HAPPENSTANCE

Happenstance

 

One of my favorite methods of gardening is anti-activity, the practice of disregard. Now, that’s not the same thing as neglect, which would mean not pulling weeds or watering, or any number of small things we do to keep our gardens lovely. Disregard is accepting what it is various plants and bushes decide to do on their own. Letting them be. Watching them insert themselves where they wish to, and not interfering.

 

We had to remove an infected tree from our hedge, so in the open space we planted a camellia bush and a red-twigged dogwood along the outer edge, scarlet runner beans on their pole trellises in front of those, and flowers in front. Hostas had already been there, and a poppy that came from who knows where. I found some flower seeds from last year and was gifted with some wildflower seeds, so I planted them all. Little sprouts are up now of those, but what has surprised me is that when I checked on this space after a two-week hiatus due to surgery, I found growing amongst the little flowers radishes ready to eat. What??? I don’t know for sure how they got there, and neither does my husband. As near as we can figure, radish seeds somehow were mixed in with the flower seeds. I love radishes and I’m enjoying this example of crunchy happenstance in my salads.

 

A long-standing disregard based on curiosity involves wild foxglove. I make bets with myself at the end of its season as to where it might decide to grow the following spring. I let the spent blooms lie where they fall so the results of the guessing game will be in my favor. If it’s a windy winter, though, the odds are no longer in my favor. The foxgloves’ decisions can either make for a great surprise in composition, adding height and pinkness to a section of a flowerbed, or disaster if it chooses a space where it looks awkward or it hogs a space where I want something else to be. That problem is easily solved, however, by a yank of prudent removal. The time for that, sadly, is now. Bye-bye foxgloves. See you next year, who knows where?

 

Almost a decade ago, my friend Liz was overrun by rose campion (Silene coronaria)(also called bloody William—eeuww!) (deer resistant and drought tolerant!) and in a fit she ripped them all out and gifted them to me. They take over, she told me. Oh, gee, thanks, Liz. But you know, they haven’t. She has rich river silt in her soil. I have compacted clay and that has made all the difference. I like how they look, and the greyish-green of their foliage is a nice contrast to their vermillion blooms.
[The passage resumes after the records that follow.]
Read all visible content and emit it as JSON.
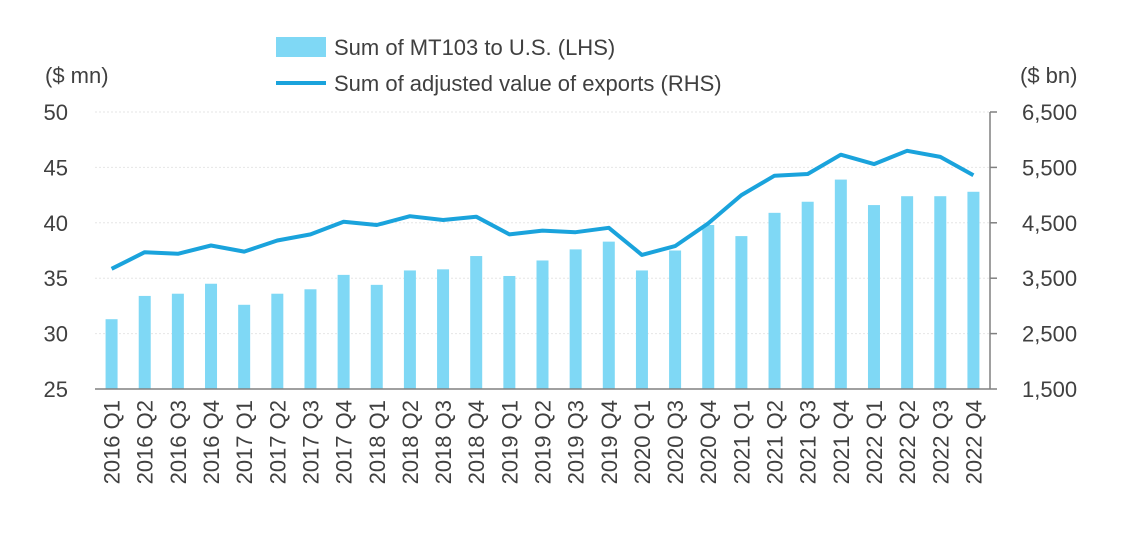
{
  "chart_data": {
    "type": "bar",
    "categories": [
      "2016 Q1",
      "2016 Q2",
      "2016 Q3",
      "2016 Q4",
      "2017 Q1",
      "2017 Q2",
      "2017 Q3",
      "2017 Q4",
      "2018 Q1",
      "2018 Q2",
      "2018 Q3",
      "2018 Q4",
      "2019 Q1",
      "2019 Q2",
      "2019 Q3",
      "2019 Q4",
      "2020 Q1",
      "2020 Q3",
      "2020 Q4",
      "2021 Q1",
      "2021 Q2",
      "2021 Q3",
      "2021 Q4",
      "2022 Q1",
      "2022 Q2",
      "2022 Q3",
      "2022 Q4"
    ],
    "series": [
      {
        "name": "Sum of MT103 to U.S. (LHS)",
        "type": "bar",
        "axis": "left",
        "color": "#7fd8f5",
        "values": [
          31.3,
          33.4,
          33.6,
          34.5,
          32.6,
          33.6,
          34.0,
          35.3,
          34.4,
          35.7,
          35.8,
          37.0,
          35.2,
          36.6,
          37.6,
          38.3,
          35.7,
          37.5,
          39.8,
          38.8,
          40.9,
          41.9,
          43.9,
          41.6,
          42.4,
          42.4,
          42.8
        ]
      },
      {
        "name": "Sum of adjusted value of exports (RHS)",
        "type": "line",
        "axis": "right",
        "color": "#1aa3dc",
        "values": [
          3670,
          3970,
          3940,
          4090,
          3980,
          4180,
          4290,
          4520,
          4460,
          4620,
          4550,
          4610,
          4290,
          4360,
          4330,
          4410,
          3920,
          4080,
          4490,
          5000,
          5350,
          5380,
          5730,
          5560,
          5800,
          5690,
          5360
        ]
      }
    ],
    "left_axis": {
      "unit_label": "($ mn)",
      "ylim": [
        25,
        50
      ],
      "ticks": [
        "25",
        "30",
        "35",
        "40",
        "45",
        "50"
      ]
    },
    "right_axis": {
      "unit_label": "($ bn)",
      "ylim": [
        1500,
        6500
      ],
      "ticks": [
        "1,500",
        "2,500",
        "3,500",
        "4,500",
        "5,500",
        "6,500"
      ]
    },
    "grid": true,
    "legend_position": "top-center"
  }
}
Their spread makes a nice drift. And they LOVE to drift! I never know where I’m going to find them from year to year. Only if I look for the little rosettes in the fall do I have any hint of where they will take over. Just because they have grown in one area throughout the summer, there’s no guarantee they’ll be in the same place next year. Their little feet like to roam. I treat them the same way I do with foxgloves. I send them packing if I don’t like where they’ve plunked themselves down. When the blooms are finished, I either stack the stems where I want some plants to be next year, or I cut off the dried blooms full of seeds and plant them the following spring, in an attempt to force them to grow where I please. Sometimes that works and sometimes not. That’s what I call laissez-faire disregard.

 

Wild daisies can also be unwelcome brigands in a manicured, planned bed, but I let some of them stay if otherwise I’d have an empty space, or if I’m waiting for a late riser to come up. The daisy blooms and dies to ugly stems, and then I remove it and the other plant rises to take its place. Usually, though, I don’t keep them underneath open windows, because they smell like dog wee. Sometimes our open pasture is full of them, and then they are pretty to look at, from a distance. They grow in the soil under trees and bushes, so there’s that in their favor, too, especially if a tree or bush blooms at the same time. Then I get to view a complementary double palette of color.

 

I’m a fan of happenstance in my garden because it’s like getting a present from Mother Nature. I don’t know what it’s going to be or where and I look forward to the surprise every year.